While assets under management have contributed to strong performance, cost control has been a real driver of recent returns, Porrino said. General expenses as a percentage of total assets dropped 31 basis points to 1.11% in 2003 compared with 1.42% in 1992, Porrino said.
The improvement does not suggest that efforts to control distribution expenses could mean the end of the career agent, Porrino said. Rather, he predicted, there will be a “slow attrition” of career agents.
Acquisitions also will help improve earnings and expand distribution, and activity should pick up in 2005, Porrino said.
Porrino speculated that European insurers could return to the U.S. acquisition market and that some of the 2005 deals could could involves prices in the range of $10 billion to $20 billion.
- Porrino: In light of heightened regulatory scrutiny, insurers will have to be more aware of “reputational risk,” and the recent probes by New York State Attorney General Eliot Spitzer could lead to new compensation disclosure requirements for life insurers as well as for property-casualty insurers.
- Barry Kroeger, deputy director of E&Y’s Americas banking and capital markets practice: U.S. bank consolidation will continue.
- Robert Stein, chairman of E&Y’s Global Financial Services practice: Boards of directors are having more impact than they did even 18 months ago as corporate governance practices are revisited, and more board sessions are being held without the company’s chief executive officer. Meanwhile, he said, insurers and banks continue to separate the function of CEO and chairman. In 1998, 76% of banks and 85% of insurers had a combined post compared with a respective 68% and 60% in 2003.
But, even with the increased oversight, CEO compensation still remains relatively high.

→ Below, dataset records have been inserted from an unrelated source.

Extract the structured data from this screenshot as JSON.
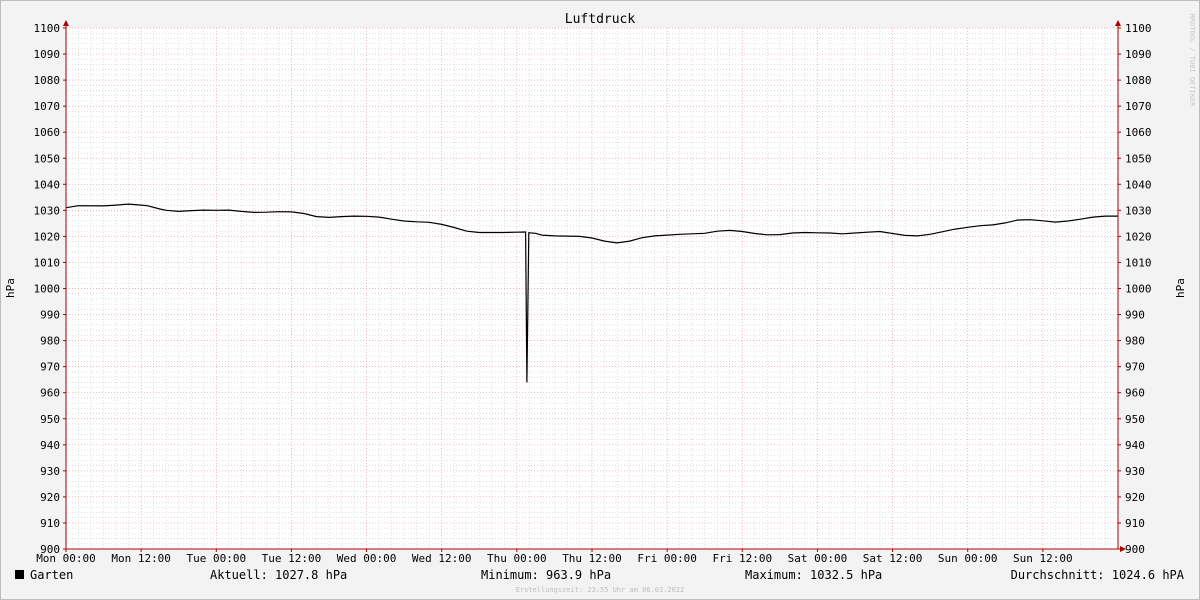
{
  "chart_data": {
    "type": "line",
    "title": "Luftdruck",
    "ylabel": "hPa",
    "ylim": [
      900,
      1100
    ],
    "yticks": [
      900,
      910,
      920,
      930,
      940,
      950,
      960,
      970,
      980,
      990,
      1000,
      1010,
      1020,
      1030,
      1040,
      1050,
      1060,
      1070,
      1080,
      1090,
      1100
    ],
    "xlim": [
      0,
      168
    ],
    "xticks": [
      {
        "x": 0,
        "label": "Mon 00:00"
      },
      {
        "x": 12,
        "label": "Mon 12:00"
      },
      {
        "x": 24,
        "label": "Tue 00:00"
      },
      {
        "x": 36,
        "label": "Tue 12:00"
      },
      {
        "x": 48,
        "label": "Wed 00:00"
      },
      {
        "x": 60,
        "label": "Wed 12:00"
      },
      {
        "x": 72,
        "label": "Thu 00:00"
      },
      {
        "x": 84,
        "label": "Thu 12:00"
      },
      {
        "x": 96,
        "label": "Fri 00:00"
      },
      {
        "x": 108,
        "label": "Fri 12:00"
      },
      {
        "x": 120,
        "label": "Sat 00:00"
      },
      {
        "x": 132,
        "label": "Sat 12:00"
      },
      {
        "x": 144,
        "label": "Sun 00:00"
      },
      {
        "x": 156,
        "label": "Sun 12:00"
      }
    ],
    "grid": true,
    "series": [
      {
        "name": "Garten",
        "color": "#000000",
        "points": [
          [
            0,
            1031.0
          ],
          [
            2,
            1031.8
          ],
          [
            6,
            1031.7
          ],
          [
            8,
            1032.0
          ],
          [
            10,
            1032.4
          ],
          [
            12,
            1032.0
          ],
          [
            13,
            1031.8
          ],
          [
            15,
            1030.5
          ],
          [
            16,
            1030.0
          ],
          [
            18,
            1029.6
          ],
          [
            20,
            1029.9
          ],
          [
            22,
            1030.1
          ],
          [
            24,
            1030.0
          ],
          [
            26,
            1030.1
          ],
          [
            28,
            1029.6
          ],
          [
            30,
            1029.2
          ],
          [
            32,
            1029.3
          ],
          [
            34,
            1029.5
          ],
          [
            36,
            1029.4
          ],
          [
            38,
            1028.8
          ],
          [
            40,
            1027.6
          ],
          [
            42,
            1027.3
          ],
          [
            44,
            1027.6
          ],
          [
            46,
            1027.8
          ],
          [
            48,
            1027.7
          ],
          [
            50,
            1027.4
          ],
          [
            52,
            1026.6
          ],
          [
            54,
            1025.9
          ],
          [
            56,
            1025.6
          ],
          [
            58,
            1025.4
          ],
          [
            60,
            1024.6
          ],
          [
            62,
            1023.4
          ],
          [
            64,
            1022.0
          ],
          [
            66,
            1021.5
          ],
          [
            68,
            1021.5
          ],
          [
            70,
            1021.5
          ],
          [
            72,
            1021.6
          ],
          [
            73.4,
            1021.7
          ],
          [
            73.6,
            963.9
          ],
          [
            73.9,
            1021.4
          ],
          [
            75,
            1021.2
          ],
          [
            76,
            1020.5
          ],
          [
            78,
            1020.2
          ],
          [
            80,
            1020.1
          ],
          [
            82,
            1020.0
          ],
          [
            84,
            1019.4
          ],
          [
            86,
            1018.2
          ],
          [
            88,
            1017.5
          ],
          [
            90,
            1018.2
          ],
          [
            92,
            1019.5
          ],
          [
            94,
            1020.2
          ],
          [
            96,
            1020.5
          ],
          [
            98,
            1020.8
          ],
          [
            100,
            1021.0
          ],
          [
            102,
            1021.2
          ],
          [
            104,
            1022.0
          ],
          [
            106,
            1022.3
          ],
          [
            108,
            1021.9
          ],
          [
            110,
            1021.1
          ],
          [
            112,
            1020.6
          ],
          [
            114,
            1020.7
          ],
          [
            116,
            1021.3
          ],
          [
            118,
            1021.5
          ],
          [
            120,
            1021.4
          ],
          [
            122,
            1021.3
          ],
          [
            124,
            1021.0
          ],
          [
            126,
            1021.3
          ],
          [
            128,
            1021.6
          ],
          [
            130,
            1021.9
          ],
          [
            132,
            1021.1
          ],
          [
            134,
            1020.4
          ],
          [
            136,
            1020.2
          ],
          [
            138,
            1020.8
          ],
          [
            140,
            1021.8
          ],
          [
            142,
            1022.8
          ],
          [
            144,
            1023.5
          ],
          [
            146,
            1024.1
          ],
          [
            148,
            1024.4
          ],
          [
            150,
            1025.2
          ],
          [
            152,
            1026.3
          ],
          [
            154,
            1026.4
          ],
          [
            156,
            1026.0
          ],
          [
            158,
            1025.5
          ],
          [
            160,
            1025.9
          ],
          [
            162,
            1026.6
          ],
          [
            164,
            1027.4
          ],
          [
            166,
            1027.8
          ],
          [
            168,
            1027.8
          ]
        ]
      }
    ]
  },
  "legend": {
    "series_name": "Garten",
    "aktuell": "Aktuell: 1027.8 hPa",
    "minimum": "Minimum: 963.9 hPa",
    "maximum": "Maximum: 1032.5 hPa",
    "durchschnitt": "Durchschnitt: 1024.6 hPA"
  },
  "footer": {
    "created": "Erstellungszeit: 23:55 Uhr am 06.03.2022",
    "watermark": "RRDTOOL / TOBI OETIKER"
  },
  "colors": {
    "background": "#f3f3f3",
    "canvas": "#ffffff",
    "major_grid": "#e8a0a0",
    "minor_grid": "#cccccc",
    "axis": "#aa0000",
    "line": "#000000"
  }
}
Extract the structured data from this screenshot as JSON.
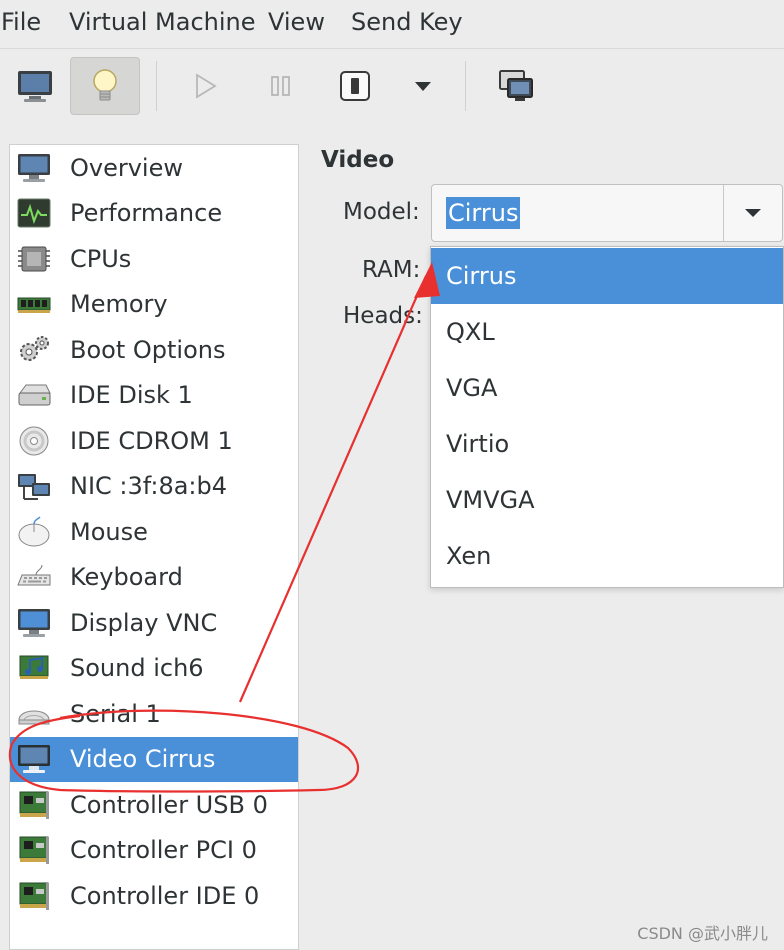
{
  "menubar": {
    "items": [
      "File",
      "Virtual Machine",
      "View",
      "Send Key"
    ]
  },
  "toolbar": {
    "buttons": [
      "console-icon",
      "details-lightbulb-icon",
      "run-icon",
      "pause-icon",
      "shutdown-icon",
      "shutdown-menu-chevron-icon",
      "fullscreen-icon"
    ],
    "active": "details-lightbulb-icon"
  },
  "sidebar": {
    "items": [
      {
        "label": "Overview",
        "icon": "monitor-icon"
      },
      {
        "label": "Performance",
        "icon": "performance-chart-icon"
      },
      {
        "label": "CPUs",
        "icon": "cpu-chip-icon"
      },
      {
        "label": "Memory",
        "icon": "memory-stick-icon"
      },
      {
        "label": "Boot Options",
        "icon": "gears-icon"
      },
      {
        "label": "IDE Disk 1",
        "icon": "hard-disk-icon"
      },
      {
        "label": "IDE CDROM 1",
        "icon": "cdrom-icon"
      },
      {
        "label": "NIC :3f:8a:b4",
        "icon": "network-icon"
      },
      {
        "label": "Mouse",
        "icon": "mouse-icon"
      },
      {
        "label": "Keyboard",
        "icon": "keyboard-icon"
      },
      {
        "label": "Display VNC",
        "icon": "display-icon"
      },
      {
        "label": "Sound ich6",
        "icon": "sound-card-icon"
      },
      {
        "label": "Serial 1",
        "icon": "serial-port-icon"
      },
      {
        "label": "Video Cirrus",
        "icon": "video-monitor-icon"
      },
      {
        "label": "Controller USB 0",
        "icon": "controller-card-icon"
      },
      {
        "label": "Controller PCI 0",
        "icon": "controller-card-icon"
      },
      {
        "label": "Controller IDE 0",
        "icon": "controller-card-icon"
      }
    ],
    "selected": "Video Cirrus"
  },
  "detail": {
    "section_title": "Video",
    "model_label": "Model:",
    "ram_label": "RAM:",
    "heads_label": "Heads:",
    "model_value": "Cirrus",
    "model_options": [
      "Cirrus",
      "QXL",
      "VGA",
      "Virtio",
      "VMVGA",
      "Xen"
    ],
    "highlighted_option": "Cirrus"
  },
  "colors": {
    "selection": "#4a90d9",
    "annotation": "#e8302f"
  },
  "watermark": "CSDN @武小胖儿"
}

In 1993, the average compensation for the top 50 banks and insurance companies was $2.6 million, compared with $8.5 million in 2003.
- Steven Buller, E&Y’s Americas director and global co-director of asset management services: The changes initiated by Spitzer’s probes have resulted in the average compliance staff increasing from 2.5 people and 2 part-time attorneys in 2002 to a total of 6 staff and 3 full-time attorneys today, and “Eliot Spitzer and the SEC may not be done yet.”
A total of 42% of all fund groups had negative outflows, and the retail investor is putting less money in 401(k)s and more in bank investment products, separately managed accounts and hedge funds, Buller said.
Asset managers are going to have to attract both high-net-worth and middle-class investors, by, in effect, building a building with one entrance that says Neiman-Marcus and another entrance that says Wall Mart, Buller said.